Taking care to people’s homes

Palliative care doctor, Dr Cameron Bruce, chooses to care for patients away from a frenetic hospital environment where physicians run in and out of rooms, order lab tests and check results. He chooses to sit down with patients and their families, to stay longer, and offer deep care and comfort.

When curative treatment ceases to work, patients can sometimes feel hopeless, helpless and even abandoned. Palliative care provides the opportunity to focus on relieving suffering and being present for patients. The emphasis changes from fighting a disease to providing comfort for a person. Paradoxically, though the goal of a palliative care doctor may no longer be cure or prolongation of life, providing this kind of care can feel extremely rewarding. Maybe this is because the skills required – the listening, the responding to concerns, the providing relief from physical, psychological or existential suffering – feel like what doctoring is supposed to be.

And that’s what drew Dr Cameron Bruce to palliative care. After his med school studies at UCT, he spent four years working in a rural cottage hospital in Canada, with predominantly older patients. “Canada is ahead of the curve when it comes to palliative care – I was inspired by the place the discipline holds there,” he says.

Back in South Africa, and while working as a GP, Dr Bruce completed the two-year palliative care course at UCT. “The palliative model is powerful. It’s interdisciplinary, and where everyone’s voice is as valuable as the other. I like working with colleagues who each bring their area of expertise to the care.

“I also found that my ability to interact with people held its own. When you recognise that in yourself, you follow it because there’s meaning in that and it brings much reward. Palliative care brought me what I originally wanted when I signed up to med school. I really like the model of well-coordinated teamwork in a community.”

And it’s that model on which Dr Bruce started Chariot Health in Cape Town, an organisation which provides a platform that allows practitioners, from palliative care doctors, nurses, social workers, physiotherapists and even dietitians, to work in teams in a coordinated way in the community. The business side of Chariot Health provides the centralised services that the independent practitioners require. “I am both the business owner of Chariot Health, and one of the palliative care practitioners. So we can and do set up full palliative care teams.”

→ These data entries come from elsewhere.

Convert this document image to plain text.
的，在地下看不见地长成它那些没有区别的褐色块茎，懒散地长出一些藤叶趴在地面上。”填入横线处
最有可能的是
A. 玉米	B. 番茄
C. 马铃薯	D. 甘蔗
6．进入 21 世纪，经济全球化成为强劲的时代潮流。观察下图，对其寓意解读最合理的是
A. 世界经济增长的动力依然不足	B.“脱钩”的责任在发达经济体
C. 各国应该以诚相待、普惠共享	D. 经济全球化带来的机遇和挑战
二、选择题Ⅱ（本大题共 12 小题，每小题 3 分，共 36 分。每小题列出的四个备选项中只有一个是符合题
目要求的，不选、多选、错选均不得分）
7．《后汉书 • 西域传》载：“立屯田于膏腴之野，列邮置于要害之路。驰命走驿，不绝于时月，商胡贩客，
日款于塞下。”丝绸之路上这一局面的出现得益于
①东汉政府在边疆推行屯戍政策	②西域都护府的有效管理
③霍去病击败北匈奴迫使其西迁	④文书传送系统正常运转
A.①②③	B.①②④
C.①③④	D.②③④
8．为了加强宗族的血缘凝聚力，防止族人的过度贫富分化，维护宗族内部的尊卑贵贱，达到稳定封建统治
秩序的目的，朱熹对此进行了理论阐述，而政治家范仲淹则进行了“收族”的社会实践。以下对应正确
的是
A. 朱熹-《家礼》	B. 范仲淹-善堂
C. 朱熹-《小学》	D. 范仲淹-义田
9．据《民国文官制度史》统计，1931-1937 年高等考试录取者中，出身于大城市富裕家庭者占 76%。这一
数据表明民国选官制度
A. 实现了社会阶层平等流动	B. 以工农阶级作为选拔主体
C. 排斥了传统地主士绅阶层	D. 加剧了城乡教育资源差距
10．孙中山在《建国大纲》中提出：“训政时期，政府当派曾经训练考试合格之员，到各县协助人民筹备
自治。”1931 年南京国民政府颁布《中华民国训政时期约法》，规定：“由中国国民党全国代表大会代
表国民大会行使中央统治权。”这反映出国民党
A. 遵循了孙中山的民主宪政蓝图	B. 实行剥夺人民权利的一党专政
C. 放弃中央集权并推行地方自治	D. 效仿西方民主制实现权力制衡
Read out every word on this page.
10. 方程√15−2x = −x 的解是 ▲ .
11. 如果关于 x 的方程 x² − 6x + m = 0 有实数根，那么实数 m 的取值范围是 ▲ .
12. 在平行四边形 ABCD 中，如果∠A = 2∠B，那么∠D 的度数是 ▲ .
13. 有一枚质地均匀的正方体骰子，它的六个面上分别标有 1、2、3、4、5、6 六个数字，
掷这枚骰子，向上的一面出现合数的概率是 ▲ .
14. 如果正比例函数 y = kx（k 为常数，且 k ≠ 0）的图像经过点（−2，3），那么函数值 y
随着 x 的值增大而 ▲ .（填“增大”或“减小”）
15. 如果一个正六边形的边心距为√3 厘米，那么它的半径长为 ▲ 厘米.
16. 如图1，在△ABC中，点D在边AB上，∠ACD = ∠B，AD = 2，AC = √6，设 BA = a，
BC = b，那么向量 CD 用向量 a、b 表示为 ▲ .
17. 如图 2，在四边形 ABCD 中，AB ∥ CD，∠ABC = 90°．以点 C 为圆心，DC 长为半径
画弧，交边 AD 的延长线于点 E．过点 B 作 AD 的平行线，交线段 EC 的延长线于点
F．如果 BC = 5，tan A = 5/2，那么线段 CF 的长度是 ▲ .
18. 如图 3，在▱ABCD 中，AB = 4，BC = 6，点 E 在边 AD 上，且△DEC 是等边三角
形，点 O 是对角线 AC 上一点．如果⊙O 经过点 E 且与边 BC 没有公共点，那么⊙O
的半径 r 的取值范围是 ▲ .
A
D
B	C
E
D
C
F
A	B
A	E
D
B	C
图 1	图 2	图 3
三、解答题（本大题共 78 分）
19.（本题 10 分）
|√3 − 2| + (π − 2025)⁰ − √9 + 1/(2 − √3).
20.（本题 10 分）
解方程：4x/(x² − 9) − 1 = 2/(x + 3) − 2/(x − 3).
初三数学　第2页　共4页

Being there with a family when a loved one is taking their last breaths and you’re sharing moments that are in essence part of life itself – it’s remarkable, and it doesn’t get any less so

While many would assume the work of a palliative care doctor is demotivating and depressing, Dr Bruce says it’s a huge privilege to be able to work closely with patients in a space where they are so vulnerable and they entrust their vulnerability to him and to his advice, and to his containment of their situation.

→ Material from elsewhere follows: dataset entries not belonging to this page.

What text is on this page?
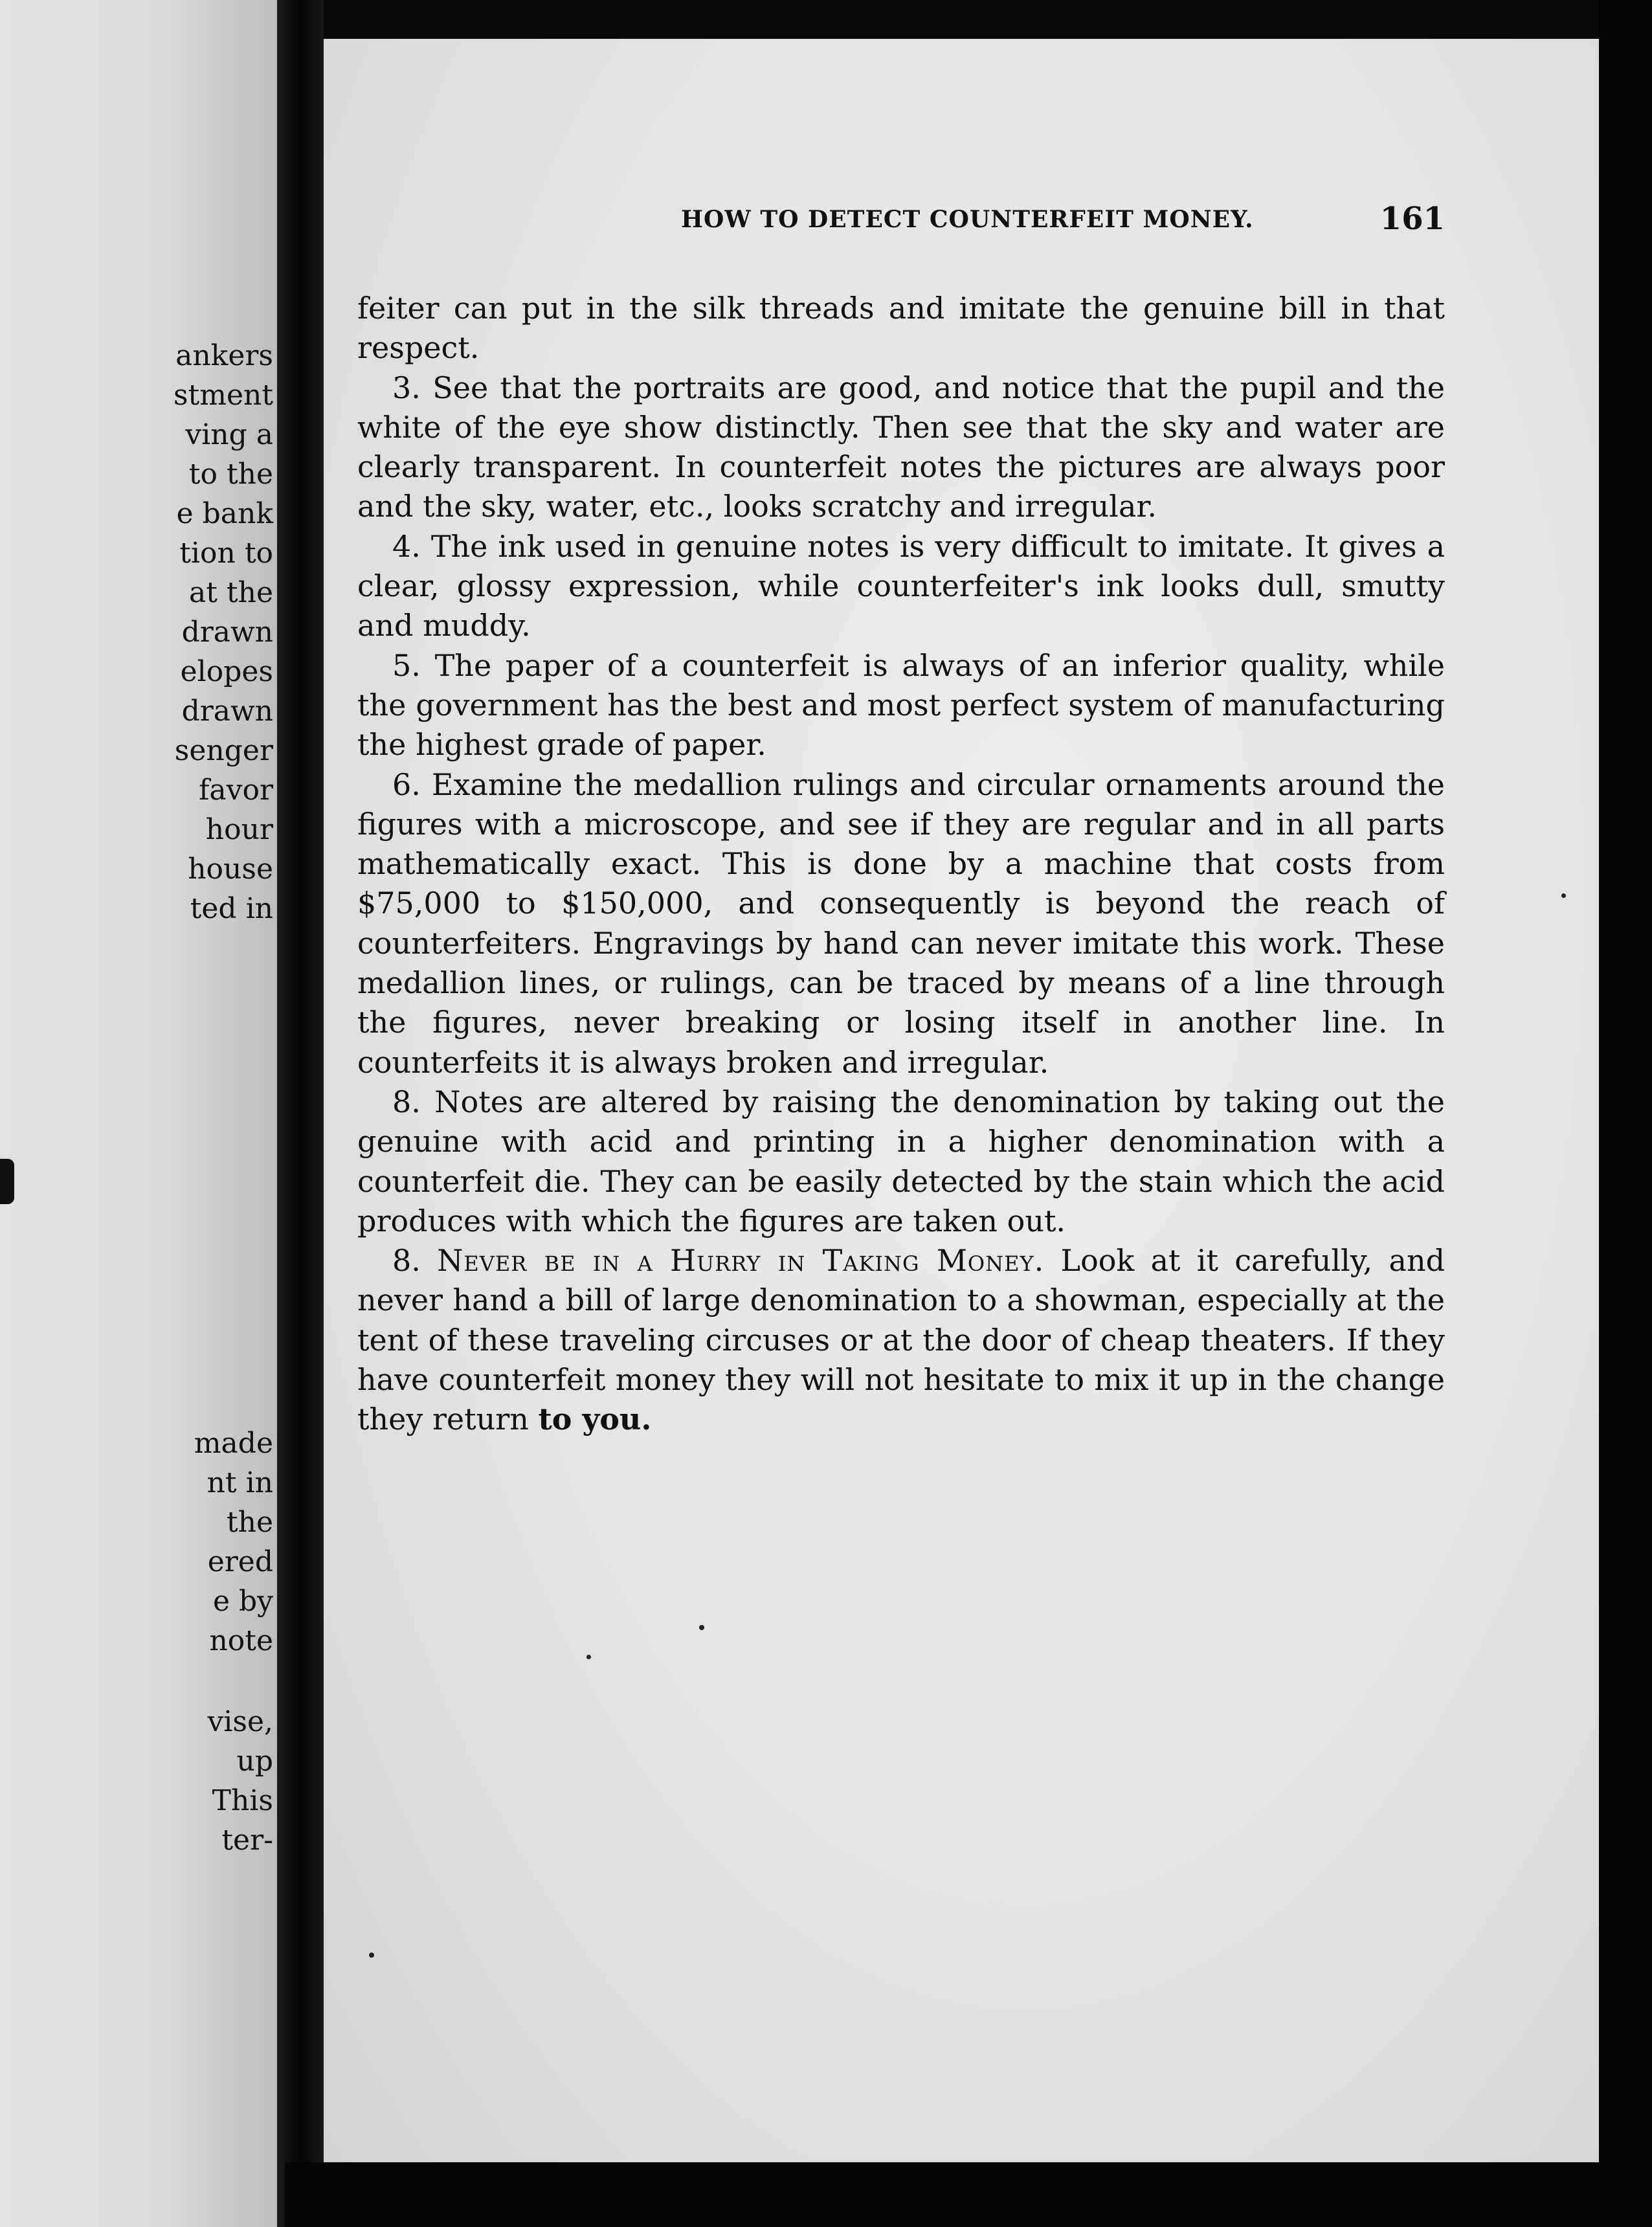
ankers
stment
ving a
to the
e bank
tion to
at the
drawn
elopes
drawn
senger
favor
hour
house
ted in
made
nt in
the
ered
e by
note
vise,
up
This
ter-
HOW TO DETECT COUNTERFEIT MONEY.	161

feiter can put in the silk threads and imitate the genuine bill in that respect.

3. See that the portraits are good, and notice that the pupil and the white of the eye show distinctly. Then see that the sky and water are clearly transparent. In counterfeit notes the pictures are always poor and the sky, water, etc., looks scratchy and irregular.

4. The ink used in genuine notes is very difficult to imitate. It gives a clear, glossy expression, while counterfeiter's ink looks dull, smutty and muddy.

5. The paper of a counterfeit is always of an inferior quality, while the government has the best and most perfect system of manufacturing the highest grade of paper.

6. Examine the medallion rulings and circular ornaments around the figures with a microscope, and see if they are regular and in all parts mathematically exact. This is done by a machine that costs from $75,000 to $150,000, and consequently is beyond the reach of counterfeiters. Engravings by hand can never imitate this work. These medallion lines, or rulings, can be traced by means of a line through the figures, never breaking or losing itself in another line. In counterfeits it is always broken and irregular.

8. Notes are altered by raising the denomination by taking out the genuine with acid and printing in a higher denomination with a counterfeit die. They can be easily detected by the stain which the acid produces with which the figures are taken out.

8. Never be in a Hurry in Taking Money. Look at it carefully, and never hand a bill of large denomination to a showman, especially at the tent of these traveling circuses or at the door of cheap theaters. If they have counterfeit money they will not hesitate to mix it up in the change they return to you.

“When I’ve had a long journey with a patient and their family, they regard you as they would an old friend or family member. Sometimes we step in to a space under critical circumstances and weather a substantial storm with a patient – the intensity of all of that is quite something. Being there with a family when a loved one is taking their last breaths and you’re sharing moments that are in essence part of life itself – it’s remarkable, and it doesn’t get any less so.”

The families of Dr Bruce’s patients think he’s remarkable too – they thank and acknowledge him very personally with the most meaningful messages and letters. He receives expressions of gratitude that most people would never receive in their life.

But it’s not an easy road, financially. Palliative care consumes a great deal of your time, says Dr Bruce, and there’s a lot of complexity within cases. “Chariot Health as a business has been going for 10 years but only in the last three years things have taken off in terms of drawing in other practitioners, thanks to more formalised palliative care cover.

“The key stakeholders in this area of medicine and care are the patients and their families, the palliative care trained teams and the funders of the care. The incentives for all three need to be aligned.”

“It’s not great to have to deal with the financial side of things when a patient and their family are already in crisis, so if one can avoid that direct interaction with money, that’s a stress reliever to both parties. To be able to deal directly with medical aids and get reimbursed is so appreciated. Value based contracting, which is where Alignd comes in, is going to add to that because it acknowledges team work and the value that those team members bring. What Alignd has recognised is the value of a multi-disciplinary team delivering coordinated and typically home-based care in the palliative space, and they’ve developed a product that offers great potential.”

The key stakeholders in this area of medicine and care are the patients and their families, the palliative care trained teams and the funders of the care. The incentives for all three need to be aligned. There are incredible people who are drawn to the work but who also need to know they can make a living – that it’s a tenable lifestyle. “If you don’t get all the pillars right, people will do excellent work for four months but then not do it again. It’s the patients who lose out. We’re excited that Alignd are helping us fix this.”